など、特にサポート力に対して評価する声が多数ありました。フリーランスになり各企業への転職活動が不安な方は登録しておくとよいでしょう。

求人数、サポート力共に非常にバランスの取れたエージェントですので、迷っている方は登録しておくとよいでしょう。

JAC Recruitment

JACリクルートメント

JACリクルートメントはハイキャリア、専門職向けの転職エージェントです。特に外資系の求人に強く、全体として年収の高い会社の求人情報を紹介してくれます。

「とにかく年収アップをめざしたい」という方はもちろん、「実力はあるが、まだ若いので日系企業では評価されづらい」という方にもおすすめです。

また、専門知識のある求職者を対象としているエージェントとなっているため、各業界ごとに専門知識を持ったコンサルタントが多数在籍しています。

JACリクルートメントを実際に使用した人に対して、当サイトが独自に調査を行ったところ

30歳男性・研究職
求人の量は普通。求職者を担当している人が企業との交渉も行うことが利点の一つ。

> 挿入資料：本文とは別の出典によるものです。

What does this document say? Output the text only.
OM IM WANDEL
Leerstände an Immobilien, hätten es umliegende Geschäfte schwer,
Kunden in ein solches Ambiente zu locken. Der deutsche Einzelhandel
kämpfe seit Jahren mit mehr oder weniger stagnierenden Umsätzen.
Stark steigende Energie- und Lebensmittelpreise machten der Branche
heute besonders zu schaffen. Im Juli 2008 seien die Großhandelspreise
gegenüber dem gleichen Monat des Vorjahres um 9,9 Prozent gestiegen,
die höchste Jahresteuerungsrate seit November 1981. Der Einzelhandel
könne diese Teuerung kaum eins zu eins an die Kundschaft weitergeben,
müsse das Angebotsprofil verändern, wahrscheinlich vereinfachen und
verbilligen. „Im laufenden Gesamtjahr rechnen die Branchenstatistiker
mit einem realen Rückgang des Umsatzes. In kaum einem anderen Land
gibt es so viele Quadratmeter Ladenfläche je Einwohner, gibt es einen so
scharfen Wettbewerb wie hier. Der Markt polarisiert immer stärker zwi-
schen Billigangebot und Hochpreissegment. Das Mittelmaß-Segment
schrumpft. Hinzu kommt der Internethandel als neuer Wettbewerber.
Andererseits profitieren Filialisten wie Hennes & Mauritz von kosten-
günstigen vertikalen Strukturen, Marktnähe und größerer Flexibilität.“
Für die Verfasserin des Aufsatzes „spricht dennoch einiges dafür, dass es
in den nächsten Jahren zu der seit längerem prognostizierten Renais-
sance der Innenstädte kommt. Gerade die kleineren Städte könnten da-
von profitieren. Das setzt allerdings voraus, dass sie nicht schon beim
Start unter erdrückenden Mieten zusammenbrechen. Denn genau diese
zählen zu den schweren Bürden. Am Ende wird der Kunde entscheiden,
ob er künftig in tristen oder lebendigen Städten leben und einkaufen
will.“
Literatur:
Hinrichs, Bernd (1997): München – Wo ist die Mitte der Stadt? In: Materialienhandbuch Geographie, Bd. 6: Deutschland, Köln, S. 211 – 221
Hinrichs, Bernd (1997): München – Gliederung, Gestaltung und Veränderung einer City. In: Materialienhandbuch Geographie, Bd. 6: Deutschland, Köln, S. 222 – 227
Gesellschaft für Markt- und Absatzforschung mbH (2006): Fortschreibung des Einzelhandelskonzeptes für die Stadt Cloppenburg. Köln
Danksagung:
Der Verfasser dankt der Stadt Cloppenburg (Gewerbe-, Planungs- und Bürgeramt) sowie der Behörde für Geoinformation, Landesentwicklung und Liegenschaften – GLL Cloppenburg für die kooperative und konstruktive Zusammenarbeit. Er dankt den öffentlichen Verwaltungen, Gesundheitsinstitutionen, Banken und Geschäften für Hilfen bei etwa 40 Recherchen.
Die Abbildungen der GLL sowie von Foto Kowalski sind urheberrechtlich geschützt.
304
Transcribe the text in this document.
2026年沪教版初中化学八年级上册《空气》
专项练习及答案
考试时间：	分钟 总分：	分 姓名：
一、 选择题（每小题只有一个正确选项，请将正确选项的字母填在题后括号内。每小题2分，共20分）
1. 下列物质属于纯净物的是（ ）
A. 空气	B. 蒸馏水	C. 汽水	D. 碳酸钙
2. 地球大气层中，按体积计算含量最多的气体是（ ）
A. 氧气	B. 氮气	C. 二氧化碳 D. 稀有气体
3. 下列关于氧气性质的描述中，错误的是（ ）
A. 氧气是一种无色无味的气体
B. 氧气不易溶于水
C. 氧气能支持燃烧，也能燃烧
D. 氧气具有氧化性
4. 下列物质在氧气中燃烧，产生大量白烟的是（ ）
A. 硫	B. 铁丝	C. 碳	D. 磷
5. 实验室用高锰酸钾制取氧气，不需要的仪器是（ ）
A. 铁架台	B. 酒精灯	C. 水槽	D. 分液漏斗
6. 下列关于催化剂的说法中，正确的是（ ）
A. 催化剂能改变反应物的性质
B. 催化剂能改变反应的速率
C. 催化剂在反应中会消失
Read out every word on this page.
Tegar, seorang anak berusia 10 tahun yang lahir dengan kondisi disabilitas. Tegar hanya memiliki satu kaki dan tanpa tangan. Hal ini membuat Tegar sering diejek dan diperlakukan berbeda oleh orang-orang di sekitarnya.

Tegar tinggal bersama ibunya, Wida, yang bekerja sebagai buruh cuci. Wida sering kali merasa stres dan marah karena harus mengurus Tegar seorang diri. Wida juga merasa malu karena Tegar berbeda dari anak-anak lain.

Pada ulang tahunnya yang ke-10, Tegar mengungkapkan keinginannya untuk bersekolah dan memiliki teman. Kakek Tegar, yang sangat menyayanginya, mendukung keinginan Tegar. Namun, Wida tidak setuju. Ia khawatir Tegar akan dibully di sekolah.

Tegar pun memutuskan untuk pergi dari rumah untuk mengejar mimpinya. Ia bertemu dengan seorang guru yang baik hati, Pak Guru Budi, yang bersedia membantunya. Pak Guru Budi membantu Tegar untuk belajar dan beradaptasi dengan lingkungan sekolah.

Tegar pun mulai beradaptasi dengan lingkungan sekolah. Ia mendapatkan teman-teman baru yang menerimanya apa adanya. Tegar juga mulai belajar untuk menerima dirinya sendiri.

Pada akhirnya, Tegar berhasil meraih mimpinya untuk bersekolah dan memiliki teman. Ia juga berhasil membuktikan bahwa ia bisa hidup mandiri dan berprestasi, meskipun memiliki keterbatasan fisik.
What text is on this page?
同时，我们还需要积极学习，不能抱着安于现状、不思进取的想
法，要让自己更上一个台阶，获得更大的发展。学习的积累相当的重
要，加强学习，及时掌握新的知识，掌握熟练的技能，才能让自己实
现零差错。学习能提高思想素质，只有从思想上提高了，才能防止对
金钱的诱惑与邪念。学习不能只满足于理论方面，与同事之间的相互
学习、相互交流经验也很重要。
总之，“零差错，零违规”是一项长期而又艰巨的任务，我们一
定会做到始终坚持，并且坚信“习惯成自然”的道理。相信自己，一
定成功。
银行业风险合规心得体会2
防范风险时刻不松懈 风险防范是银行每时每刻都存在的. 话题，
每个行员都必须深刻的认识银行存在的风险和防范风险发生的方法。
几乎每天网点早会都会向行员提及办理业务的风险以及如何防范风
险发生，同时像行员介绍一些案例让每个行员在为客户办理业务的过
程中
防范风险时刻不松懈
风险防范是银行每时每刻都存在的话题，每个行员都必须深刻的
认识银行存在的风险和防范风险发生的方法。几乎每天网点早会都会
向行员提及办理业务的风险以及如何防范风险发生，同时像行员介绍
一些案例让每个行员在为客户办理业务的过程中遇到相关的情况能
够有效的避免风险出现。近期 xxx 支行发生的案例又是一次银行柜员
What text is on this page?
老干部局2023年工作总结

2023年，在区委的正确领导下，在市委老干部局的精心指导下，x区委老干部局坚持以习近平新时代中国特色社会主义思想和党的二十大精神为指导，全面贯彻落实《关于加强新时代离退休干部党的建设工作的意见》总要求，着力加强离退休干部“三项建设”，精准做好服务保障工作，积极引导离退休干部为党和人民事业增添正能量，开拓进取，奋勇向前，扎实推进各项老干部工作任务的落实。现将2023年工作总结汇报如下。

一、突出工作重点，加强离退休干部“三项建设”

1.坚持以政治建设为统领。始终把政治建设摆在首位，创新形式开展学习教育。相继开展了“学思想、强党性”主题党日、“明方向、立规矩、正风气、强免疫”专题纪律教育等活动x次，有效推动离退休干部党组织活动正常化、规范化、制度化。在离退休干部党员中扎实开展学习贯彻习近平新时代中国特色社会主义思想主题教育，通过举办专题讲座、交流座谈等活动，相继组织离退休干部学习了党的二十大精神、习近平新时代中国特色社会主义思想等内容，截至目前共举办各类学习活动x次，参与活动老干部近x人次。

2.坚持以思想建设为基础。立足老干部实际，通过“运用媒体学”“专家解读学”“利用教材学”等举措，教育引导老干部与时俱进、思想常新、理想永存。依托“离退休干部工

希望職種以外も紹介してもらえる。
40歳女性・アウトソーシング
希望条件に近い案件を、その案件の担当者が紹介してくれるので求人の質が高く、希望とかけ離れている求人を紹介されることはなかった。面接や書類対策も適格で役にたった。

など、求人の質、サポート面の両方で高評価となっていました。キャリアに自信のある方であれば登録しておくとよいでしょう。

フリーランス転職はエージェントの利用がおすすめ

フリーランスから転職するためには転職エージェントを利用することをおすすめします。総合的なサポートを無料で受けられます。

特にフリーランスからの転職は、採用担当者に悪い印象を与えてしまう可能性があります。会社員で働けるのかを心配されるのです。

ただ、面接対策や応募書類の対策などを適切に進めることでよい印象に変えることは可能です。

転職エージェントを利用して、会社員に戻るための転職も安心して進められるようにしておきましょう。